A segunda estação foi o Outono e data de 1969. Aqui sim é quase certo que Piazzolla já tivesse intenção de completar o ciclo. Alguns estudiosos vêm no inicio desta obra, uma espécie de fuga uma homenagem a Vivaldi. Pessoalmente embora reconheça ter muito menos conhecimento do que esses especialistas parece-me um pouco exagerada a conclusão sobretudo porque em muitas outras obras Piazzolla utiliza técnicas semelhantes e muito possivelmente apesar deste ser um ciclo quase homónimo da obra de Vivaldi penso que se Piazzolla quisesse homenagear alguém seria Bach em primeiro lugar por quem tinha uma profunda admiração. Em termos de interpretação mantemos a escolha anterior pelo que vos sugerimos que vejam o video aqui.

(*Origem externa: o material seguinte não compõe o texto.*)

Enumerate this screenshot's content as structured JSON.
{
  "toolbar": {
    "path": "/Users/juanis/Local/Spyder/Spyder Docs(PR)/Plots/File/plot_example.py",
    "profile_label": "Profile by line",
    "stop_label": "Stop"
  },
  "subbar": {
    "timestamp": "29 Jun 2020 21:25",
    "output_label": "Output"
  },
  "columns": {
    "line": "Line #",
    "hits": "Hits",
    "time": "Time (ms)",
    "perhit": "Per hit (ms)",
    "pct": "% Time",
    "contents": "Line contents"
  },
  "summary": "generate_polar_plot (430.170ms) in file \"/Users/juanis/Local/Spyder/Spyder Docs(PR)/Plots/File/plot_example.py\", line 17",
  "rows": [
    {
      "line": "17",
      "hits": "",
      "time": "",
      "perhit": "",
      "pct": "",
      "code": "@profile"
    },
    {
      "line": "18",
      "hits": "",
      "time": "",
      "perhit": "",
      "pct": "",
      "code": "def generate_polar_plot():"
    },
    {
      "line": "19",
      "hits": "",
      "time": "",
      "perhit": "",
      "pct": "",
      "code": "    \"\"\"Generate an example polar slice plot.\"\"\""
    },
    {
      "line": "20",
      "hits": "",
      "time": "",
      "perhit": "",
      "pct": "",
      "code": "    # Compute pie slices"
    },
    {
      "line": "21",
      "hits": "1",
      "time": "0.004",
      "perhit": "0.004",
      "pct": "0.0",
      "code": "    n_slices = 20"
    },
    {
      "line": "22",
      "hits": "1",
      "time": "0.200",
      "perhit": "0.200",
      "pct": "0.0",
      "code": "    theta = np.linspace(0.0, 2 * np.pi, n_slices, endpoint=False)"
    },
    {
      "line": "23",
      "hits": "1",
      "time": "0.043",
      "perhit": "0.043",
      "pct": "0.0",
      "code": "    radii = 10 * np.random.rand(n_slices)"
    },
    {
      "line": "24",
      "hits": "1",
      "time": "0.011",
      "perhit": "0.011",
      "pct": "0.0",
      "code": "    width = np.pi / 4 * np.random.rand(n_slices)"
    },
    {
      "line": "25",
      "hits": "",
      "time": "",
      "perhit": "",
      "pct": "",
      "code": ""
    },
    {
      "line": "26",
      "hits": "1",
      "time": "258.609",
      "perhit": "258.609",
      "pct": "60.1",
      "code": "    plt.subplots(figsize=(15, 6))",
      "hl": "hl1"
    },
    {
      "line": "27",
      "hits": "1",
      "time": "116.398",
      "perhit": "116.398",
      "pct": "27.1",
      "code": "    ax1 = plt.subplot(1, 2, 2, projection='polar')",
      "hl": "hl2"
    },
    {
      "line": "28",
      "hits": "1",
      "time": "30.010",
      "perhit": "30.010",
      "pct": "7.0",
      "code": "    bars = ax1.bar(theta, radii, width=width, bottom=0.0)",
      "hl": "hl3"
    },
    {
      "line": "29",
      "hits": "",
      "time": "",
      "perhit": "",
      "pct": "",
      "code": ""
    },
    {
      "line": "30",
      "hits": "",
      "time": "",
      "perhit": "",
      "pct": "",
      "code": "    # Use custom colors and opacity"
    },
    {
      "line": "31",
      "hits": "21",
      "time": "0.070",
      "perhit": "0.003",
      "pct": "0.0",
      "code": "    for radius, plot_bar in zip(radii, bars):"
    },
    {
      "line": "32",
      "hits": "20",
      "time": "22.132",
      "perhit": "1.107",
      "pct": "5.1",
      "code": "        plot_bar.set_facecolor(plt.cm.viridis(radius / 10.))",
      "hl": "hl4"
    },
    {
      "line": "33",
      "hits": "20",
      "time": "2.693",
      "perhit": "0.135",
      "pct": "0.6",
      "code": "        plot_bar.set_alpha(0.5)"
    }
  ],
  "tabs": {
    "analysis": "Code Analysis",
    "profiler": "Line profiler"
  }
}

A terceira estação e quarta datam ambas de 1970 primeiro a Primavera (que também contém elementos de contraponto o que pela mesma razão anteriormente apontada é visto como uma homenagem) e por fim o Inverno onde também alguns vêm traços de diálogos instrumentais semelhantes a Vivaldi. Sempre com Alissa Margulis proponho que oiçam a Primavera e o Inverno de Piazzolla.
Poderia facilmente ter escolhido muitas outras obras de Piazzolla por exemplo Vuelvo al sur ou Obvilion só para citar algumas que me vêm à memória assim de repente, obras que aliás agora que estão certamente viciados neste grande compositor argentino vos convido a ouvir, certamente com uma nova atenção.